Nel contratto di mutuo sostegno possono essere stabilite le conseguenze patrimoniali della risoluzione per cause diverse dalla morte.
I contraenti procedono autonomamente alla liquidazione dei diritti e delle obbligazioni risultanti dal contratto. In mancanza di accordo, il giudice decide sulle conseguenze patrimoniali della risoluzione del contratto, ivi compreso il risarcimento dei danni eventualmente subiti.
Articolo 2
(Diritti successori)
1. L’articolo 565 del codice civile è sostituito dal seguente:
565. Categorie di successibili. Nella successione legittima l’eredità si devolve al coniuge, ai discendenti legittimi naturali, agli ascendenti legittimi, ai collaterali, agli altri parenti, alle parti del contratto di mutuo sostegno dopo nove anni dalla registrazione del contratto e allo Stato, nell’ordine e secondo le regole stabilite nel presente titolo.

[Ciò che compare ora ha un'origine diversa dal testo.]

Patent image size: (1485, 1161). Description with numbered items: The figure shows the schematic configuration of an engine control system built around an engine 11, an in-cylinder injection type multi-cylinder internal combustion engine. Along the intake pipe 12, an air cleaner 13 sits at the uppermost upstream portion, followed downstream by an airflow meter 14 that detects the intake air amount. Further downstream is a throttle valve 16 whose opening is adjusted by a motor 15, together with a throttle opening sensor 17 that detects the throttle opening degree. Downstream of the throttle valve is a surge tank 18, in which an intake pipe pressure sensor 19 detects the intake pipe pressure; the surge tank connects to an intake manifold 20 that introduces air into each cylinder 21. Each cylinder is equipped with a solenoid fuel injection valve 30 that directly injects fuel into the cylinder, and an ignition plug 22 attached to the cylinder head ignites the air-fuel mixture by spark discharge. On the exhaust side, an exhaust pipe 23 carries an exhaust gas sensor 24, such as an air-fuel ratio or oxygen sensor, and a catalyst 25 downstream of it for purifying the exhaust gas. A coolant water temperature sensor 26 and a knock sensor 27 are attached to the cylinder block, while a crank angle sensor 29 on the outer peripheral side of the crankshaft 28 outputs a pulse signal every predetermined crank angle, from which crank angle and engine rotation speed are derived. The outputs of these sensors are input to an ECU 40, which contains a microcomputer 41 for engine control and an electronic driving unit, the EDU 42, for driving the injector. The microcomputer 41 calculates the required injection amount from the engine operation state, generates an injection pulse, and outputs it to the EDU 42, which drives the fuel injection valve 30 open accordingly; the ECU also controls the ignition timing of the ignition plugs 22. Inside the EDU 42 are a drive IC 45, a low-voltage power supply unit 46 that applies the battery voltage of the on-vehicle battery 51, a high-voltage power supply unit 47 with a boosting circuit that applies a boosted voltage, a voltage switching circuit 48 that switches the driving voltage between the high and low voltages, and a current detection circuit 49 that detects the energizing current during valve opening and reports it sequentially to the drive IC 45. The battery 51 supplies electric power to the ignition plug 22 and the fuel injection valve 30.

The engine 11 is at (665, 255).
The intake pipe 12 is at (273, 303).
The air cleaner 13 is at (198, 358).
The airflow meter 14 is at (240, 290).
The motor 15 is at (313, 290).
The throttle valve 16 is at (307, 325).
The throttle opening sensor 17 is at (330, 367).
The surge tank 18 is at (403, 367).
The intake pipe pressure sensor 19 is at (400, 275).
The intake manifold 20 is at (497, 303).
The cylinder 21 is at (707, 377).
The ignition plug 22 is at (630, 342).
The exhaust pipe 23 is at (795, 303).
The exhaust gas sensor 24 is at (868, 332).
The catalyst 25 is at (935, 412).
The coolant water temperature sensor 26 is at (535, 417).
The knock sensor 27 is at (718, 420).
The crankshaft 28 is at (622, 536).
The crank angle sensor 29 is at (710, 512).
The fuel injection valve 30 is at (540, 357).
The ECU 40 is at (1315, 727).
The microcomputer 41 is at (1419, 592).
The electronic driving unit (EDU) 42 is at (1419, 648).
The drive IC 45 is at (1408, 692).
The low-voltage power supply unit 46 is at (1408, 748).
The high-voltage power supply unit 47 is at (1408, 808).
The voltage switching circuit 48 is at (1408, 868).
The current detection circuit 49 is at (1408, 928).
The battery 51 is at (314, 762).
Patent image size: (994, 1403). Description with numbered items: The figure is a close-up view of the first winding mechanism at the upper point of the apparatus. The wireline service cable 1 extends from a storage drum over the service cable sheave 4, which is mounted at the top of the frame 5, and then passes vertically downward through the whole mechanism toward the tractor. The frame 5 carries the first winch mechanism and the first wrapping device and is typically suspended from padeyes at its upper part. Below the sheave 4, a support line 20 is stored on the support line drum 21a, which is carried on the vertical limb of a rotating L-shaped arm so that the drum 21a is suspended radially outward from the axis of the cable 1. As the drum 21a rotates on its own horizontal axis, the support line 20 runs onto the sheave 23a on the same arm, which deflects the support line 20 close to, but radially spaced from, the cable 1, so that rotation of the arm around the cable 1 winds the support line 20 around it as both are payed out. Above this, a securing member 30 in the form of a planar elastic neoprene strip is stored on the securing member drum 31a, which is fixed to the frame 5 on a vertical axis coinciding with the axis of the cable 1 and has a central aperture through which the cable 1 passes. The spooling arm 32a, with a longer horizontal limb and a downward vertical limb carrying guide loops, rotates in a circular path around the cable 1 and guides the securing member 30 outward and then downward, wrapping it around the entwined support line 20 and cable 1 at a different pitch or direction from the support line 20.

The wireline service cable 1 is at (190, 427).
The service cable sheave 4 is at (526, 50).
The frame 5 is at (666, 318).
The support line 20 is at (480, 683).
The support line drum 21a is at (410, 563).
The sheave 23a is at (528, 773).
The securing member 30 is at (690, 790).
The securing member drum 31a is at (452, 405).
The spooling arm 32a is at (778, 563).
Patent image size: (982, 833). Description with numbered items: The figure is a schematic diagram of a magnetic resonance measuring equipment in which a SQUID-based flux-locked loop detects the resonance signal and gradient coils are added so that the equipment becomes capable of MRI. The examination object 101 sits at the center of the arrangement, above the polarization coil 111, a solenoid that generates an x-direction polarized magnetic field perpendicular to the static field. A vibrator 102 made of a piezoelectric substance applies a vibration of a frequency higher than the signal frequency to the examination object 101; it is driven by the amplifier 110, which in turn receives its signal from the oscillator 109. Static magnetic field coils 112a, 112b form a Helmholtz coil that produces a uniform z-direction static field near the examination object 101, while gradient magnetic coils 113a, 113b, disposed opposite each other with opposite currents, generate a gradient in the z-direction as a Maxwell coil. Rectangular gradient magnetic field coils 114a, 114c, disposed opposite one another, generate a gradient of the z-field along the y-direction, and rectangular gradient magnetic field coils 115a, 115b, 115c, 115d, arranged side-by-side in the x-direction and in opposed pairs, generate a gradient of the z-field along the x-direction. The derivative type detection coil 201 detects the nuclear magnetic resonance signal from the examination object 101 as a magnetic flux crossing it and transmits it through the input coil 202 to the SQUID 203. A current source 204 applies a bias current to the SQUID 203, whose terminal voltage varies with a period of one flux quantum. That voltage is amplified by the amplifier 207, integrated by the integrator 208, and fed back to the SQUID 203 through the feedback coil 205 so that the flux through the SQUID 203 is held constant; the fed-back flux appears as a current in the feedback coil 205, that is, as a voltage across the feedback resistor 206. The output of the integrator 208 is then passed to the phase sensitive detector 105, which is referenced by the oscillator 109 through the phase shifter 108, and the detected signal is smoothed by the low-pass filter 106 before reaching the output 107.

2. Dopo il Capo II del Titolo II del libro II del codice civile è inserito il seguente:
Capo II-bis
Della successione della parte di mutuo sostegno
585-bis. Concorso della parte di mutuo sostegno con i figli, ascendenti legittimi, fratelli e sorelle. Quando le parti del contratto di mutuo sostegno concorrano con figli legittimi o naturali, con ascendenti legittimi o con fratelli e sorelle anche se unilaterali, ovvero con gli uni e con gli altri, hanno diritto ad un quarto dell’eredità.
585-ter. Concorso della parte di mutuo sostegno con altri parenti. Quando le parti del contratto di mutuo sostegno concorrano con i parenti di cui all’articolo 572, hanno diritto a metà dell’eredità.
585-quater. Successione della sola parte di mutuo sostegno. Se alcuno muore senza lasciare parenti entro il sesto grado, alle parti del contratto di mutuo sostegno si devolve tutta l’eredità.
Articolo 3
(Modifiche all’articolo 6 della legge 27 luglio 1978, n. 392)
1. Al primo comma dell’articolo 6 della legge 27 luglio 1978, n. 392, le parole: “ed i parenti ed affini” sono sostituite dalle altre: “, i parenti ed affini e la parte di contratto di mutuo sostegno”.
Articolo 4
(Disciplina previdenziale)
1. In sede di riordino della normativa previdenziale e pensionistica, la legge disciplina i trattamenti da attribuire alle parti superstiti del contratto di mutuo sostegno, stabilendo requisiti di durata minima del contratto stesso e tenendo conto dei prevalenti diritti dei figli minori o non autosufficienti del defunto.